How does the film stand as the final chapter in a four film franchise though? While most of the characters get their time to shine and the aforementioned invasion of the Capitol was entertaining, it is difficult to not feel underwhelmed by it all at the end. This is mostly due to the final act which feels like a cheap shot to those of us waiting for a final showdown between Snow and Katniss. While the two arch enemies do get their much awaited face to face, it doesn't go down the way many may had envisioned it. There was all this build up to the taking of Snow's mansion and without giving anything away, we really don't get that moment...and that kind of sucks.
While what we get instead is arguably a more interesting and in some ways satisfying conclusion it still doesn't provide that release we had been waiting for.

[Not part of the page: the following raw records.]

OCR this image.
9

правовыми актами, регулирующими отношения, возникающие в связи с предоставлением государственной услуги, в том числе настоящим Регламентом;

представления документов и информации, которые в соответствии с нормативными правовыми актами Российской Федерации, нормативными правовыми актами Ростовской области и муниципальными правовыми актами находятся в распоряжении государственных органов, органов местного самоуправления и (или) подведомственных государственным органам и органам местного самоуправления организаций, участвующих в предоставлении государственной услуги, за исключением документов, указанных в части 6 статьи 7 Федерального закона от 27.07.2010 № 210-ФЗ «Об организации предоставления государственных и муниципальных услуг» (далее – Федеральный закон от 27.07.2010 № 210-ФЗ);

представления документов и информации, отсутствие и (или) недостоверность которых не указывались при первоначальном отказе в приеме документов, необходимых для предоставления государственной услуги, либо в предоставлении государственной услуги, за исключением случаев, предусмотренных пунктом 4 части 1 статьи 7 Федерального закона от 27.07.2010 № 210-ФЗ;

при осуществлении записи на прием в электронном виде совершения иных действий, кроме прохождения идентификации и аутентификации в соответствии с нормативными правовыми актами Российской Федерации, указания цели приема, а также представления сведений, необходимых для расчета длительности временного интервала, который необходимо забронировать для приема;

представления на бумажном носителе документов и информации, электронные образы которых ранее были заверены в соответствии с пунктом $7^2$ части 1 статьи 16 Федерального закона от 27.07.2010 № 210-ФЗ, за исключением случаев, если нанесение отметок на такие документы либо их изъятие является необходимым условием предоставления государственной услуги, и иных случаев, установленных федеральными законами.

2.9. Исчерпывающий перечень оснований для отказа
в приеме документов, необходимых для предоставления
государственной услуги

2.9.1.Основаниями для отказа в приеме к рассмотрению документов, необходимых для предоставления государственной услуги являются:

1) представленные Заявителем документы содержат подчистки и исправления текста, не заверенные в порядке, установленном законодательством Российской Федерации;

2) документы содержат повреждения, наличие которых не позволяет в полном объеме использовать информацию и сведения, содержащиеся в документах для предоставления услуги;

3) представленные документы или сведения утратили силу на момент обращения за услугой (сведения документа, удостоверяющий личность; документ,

To put it in terms that most will understand, while watching the film my girlfriend had to use the restroom just before Katniss and the others were about to raid Snow's mansion. She was gone for ten minutes and when she got back the war was over, Snow was defeated and the world was free of its purgatory. Yes, that all happened in ten minutes. Want to know how that is possible while not feeling rushed? It's not possible, that's how.
Then the film continues for about another 20 or so minutes where it gets a bad case of the Return of the King multiple endings-itis. There are at least three distinct moments during those final 20 minutes where it felt like the film should have ended, complete with fade to blacks and everything, but it just kept going. There was at least one moment that felt like it would have been perfect to end on but they decided to pull a Harry Potter and the Deathly Hollows Part 2 on us by jumping ahead to show us some characters all grown up and starting families of their own which by that point just felt like overkill.
Like I had mentioned earlier, most of this is gonna be in the eye of the beholder. For some this final chapter may play out exactly as they had pictured it and for others they may dislike it even more than I did. But the one thing everyone will likely agree on is that MJ Part 1 and 2 should have been one movie, not two. By splitting them up like that it was impossible for either film to deliver the excitement, drama and action the ending of Catching Fire had promised us. Both films feel overly bloated for no apparent reason and that has resulted in a final chapter that takes too long to get going and too long to end. Hunger Games fans should definitely check this out in the theaters but if you have been holding off and watching them at home there is no reason to change for this one.
I wish I could say that I loved this film, but I can't. It seemed like the studio behind them was too keen on milking their audience for every nickle than providing them the best product possible. With one great film out of the four and two OK ones followed by a turd I will likely never feel the need to ever watch any of these films again. Watching Catching Fire would simply piss me off because I now know the two films that follow it are inferior, watching the first film would frustrate me, watching MJ Part 1 would put me to sleep and watching MJ Part 2 would just make me want to boot up my editing software to turn it and the first part into one movie. I wish it would have ended better, it should have ended better.